9.6 Receiver-Side Detection

While nonce uniqueness is the sender's responsibility, receivers MUST detect violations as defense-in-depth.

Duplicate Detection:

If a receiver successfully decrypts a packet with (epoch, seq) previously accepted within the replay window, it MUST discard the duplicate and SHOULD log the event.

Nonce Reuse Detection (Critical):

If a receiver observes two successfully authenticated packets with the same (epoch_id, seq) pair but different ciphertext or authentication tag, this indicates catastrophic nonce reuse by the sender. The receiver MUST immediately terminate the session, MUST log at CRITICAL level, and MUST NOT automatically reconnect.

Implementation Note: Nonce reuse detection requires caching recent (epoch, seq, tag) tuples. A sliding window of recent authentication tags is sufficient.

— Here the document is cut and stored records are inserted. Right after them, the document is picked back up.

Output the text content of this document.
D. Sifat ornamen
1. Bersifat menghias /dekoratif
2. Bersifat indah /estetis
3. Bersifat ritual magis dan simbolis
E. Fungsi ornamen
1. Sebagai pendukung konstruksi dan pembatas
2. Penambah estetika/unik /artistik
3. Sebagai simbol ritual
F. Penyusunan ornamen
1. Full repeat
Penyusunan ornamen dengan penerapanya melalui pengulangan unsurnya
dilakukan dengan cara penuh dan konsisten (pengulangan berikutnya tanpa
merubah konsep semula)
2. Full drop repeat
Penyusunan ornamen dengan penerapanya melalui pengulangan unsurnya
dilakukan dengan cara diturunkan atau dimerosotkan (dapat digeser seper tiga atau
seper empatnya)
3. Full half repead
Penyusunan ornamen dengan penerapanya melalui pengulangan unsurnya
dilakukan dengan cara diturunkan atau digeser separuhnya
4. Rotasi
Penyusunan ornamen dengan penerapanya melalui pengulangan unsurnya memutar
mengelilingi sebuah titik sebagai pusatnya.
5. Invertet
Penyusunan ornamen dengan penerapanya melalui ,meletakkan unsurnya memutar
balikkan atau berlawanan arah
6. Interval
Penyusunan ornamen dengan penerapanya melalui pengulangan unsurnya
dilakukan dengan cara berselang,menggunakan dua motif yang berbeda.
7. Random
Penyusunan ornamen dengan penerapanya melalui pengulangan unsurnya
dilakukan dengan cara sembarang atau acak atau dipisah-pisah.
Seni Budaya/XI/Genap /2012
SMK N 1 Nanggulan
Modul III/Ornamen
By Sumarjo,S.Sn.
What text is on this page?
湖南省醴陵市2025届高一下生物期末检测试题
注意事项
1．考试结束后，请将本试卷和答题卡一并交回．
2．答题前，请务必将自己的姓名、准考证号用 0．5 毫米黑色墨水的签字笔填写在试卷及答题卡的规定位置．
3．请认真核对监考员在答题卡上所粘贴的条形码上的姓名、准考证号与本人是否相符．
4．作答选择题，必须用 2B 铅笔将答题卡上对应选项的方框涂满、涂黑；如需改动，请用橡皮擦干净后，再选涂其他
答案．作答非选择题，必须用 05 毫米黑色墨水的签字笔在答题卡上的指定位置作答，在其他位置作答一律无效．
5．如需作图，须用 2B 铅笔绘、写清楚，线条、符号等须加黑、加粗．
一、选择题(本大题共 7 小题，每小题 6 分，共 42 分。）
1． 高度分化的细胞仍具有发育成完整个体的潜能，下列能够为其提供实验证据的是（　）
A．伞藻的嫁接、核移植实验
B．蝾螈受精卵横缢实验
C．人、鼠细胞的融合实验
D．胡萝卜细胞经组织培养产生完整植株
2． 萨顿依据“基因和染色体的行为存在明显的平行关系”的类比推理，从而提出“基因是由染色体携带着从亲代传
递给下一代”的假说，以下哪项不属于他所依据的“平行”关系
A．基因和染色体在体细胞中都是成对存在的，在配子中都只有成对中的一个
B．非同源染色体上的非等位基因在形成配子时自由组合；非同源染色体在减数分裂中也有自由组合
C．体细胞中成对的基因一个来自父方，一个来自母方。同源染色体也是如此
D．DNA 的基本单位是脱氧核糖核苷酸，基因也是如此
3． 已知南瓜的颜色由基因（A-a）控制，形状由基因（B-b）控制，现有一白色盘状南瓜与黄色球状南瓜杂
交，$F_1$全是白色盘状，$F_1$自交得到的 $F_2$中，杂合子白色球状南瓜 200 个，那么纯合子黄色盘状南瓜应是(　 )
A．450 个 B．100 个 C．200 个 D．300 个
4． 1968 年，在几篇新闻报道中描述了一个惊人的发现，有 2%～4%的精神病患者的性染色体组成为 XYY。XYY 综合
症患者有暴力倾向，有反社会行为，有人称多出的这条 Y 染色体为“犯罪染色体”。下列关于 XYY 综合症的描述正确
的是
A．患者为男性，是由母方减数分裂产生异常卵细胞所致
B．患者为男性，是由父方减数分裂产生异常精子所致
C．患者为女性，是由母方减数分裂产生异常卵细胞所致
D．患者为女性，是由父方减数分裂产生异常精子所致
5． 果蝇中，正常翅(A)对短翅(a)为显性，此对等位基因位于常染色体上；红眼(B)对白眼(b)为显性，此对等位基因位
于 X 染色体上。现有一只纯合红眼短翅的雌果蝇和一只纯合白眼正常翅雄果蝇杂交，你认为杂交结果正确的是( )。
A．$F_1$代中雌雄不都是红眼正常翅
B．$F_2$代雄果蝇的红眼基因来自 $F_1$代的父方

Misbehavior Threshold: If duplicate detection (not nonce reuse) exceeds a threshold (RECOMMENDED: 10 duplicates per 60 seconds), the receiver SHOULD terminate the session as this suggests sender state corruption.


9.7 Linearizability Requirements

For the purposes of this specification, epoch state operations are "linearizable" if:

  1. Atomicity: Each operation appears to execute instantaneously
  2. Isolation: No concurrent observer sees intermediate states
  3. Total Order: All observers agree on the order of operations
  4. Real-Time Consistency: If operation A completes before B starts, A appears before B in the total order

Required Linearizable Operations:

  • allocate_nonce(): Allocates (epoch_id, seq) pair
  • install_epoch(): Installs new epoch state (key, iv, epoch_id, seq=0)

Epoch Transition Linearizability Rule: Epoch transition MUST be linearizable with respect to packet encryption: an implementation MUST NOT produce any packet encrypted under epoch E_new with seq > 0 unless it has produced (or concurrently produces) a packet under epoch E_new with seq = 0 using the same epoch secret.


9.8 Epoch State Coupling

Key/Nonce Coupling Invariant: No packet shall be encrypted using a nonce derived from epoch E unless it is also encrypted using the key material (AEAD key and base IV) derived from epoch E's secret.

Structural Enforcement Recommendation: Implementations SHOULD bundle all epoch-dependent state (epoch_id, AEAD key, base IV, sequence counter) into an immutable snapshot that is installed atomically. The encryption function MUST obtain nonce and key material from the same snapshot reference.

Prohibited Pattern: Implementations MUST NOT advance epoch or sequence counters independently of key material installation. There MUST NOT exist any window where packets could be encrypted with a nonce from epoch E but key material from epoch E-1 or E+1.


9.9 Epoch Mutation Ownership

Single-Owner Principle: In multi-threaded implementations, only the session's designated I/O context (e.g., session goroutine, event loop handler) is permitted to perform epoch installation. Other contexts MAY request rekey but MUST NOT directly mutate epoch state.

Rekey Request Pattern: Control-plane components (timers, policy engines) that detect rekey conditions SHOULD signal the session owner via flag or message rather than directly installing new epochs. The session owner serializes all epoch mutations.

Rationale: This architectural constraint eliminates concurrency bugs by design rather than synchronization, making implementations easier to audit and verify.

Multi-Threaded Alternative: If single-owner is not feasible, implementations MUST protect epoch state with synchronization sufficient to guarantee linearizability (e.g., RWLock where encryption holds read lock and installation holds write lock).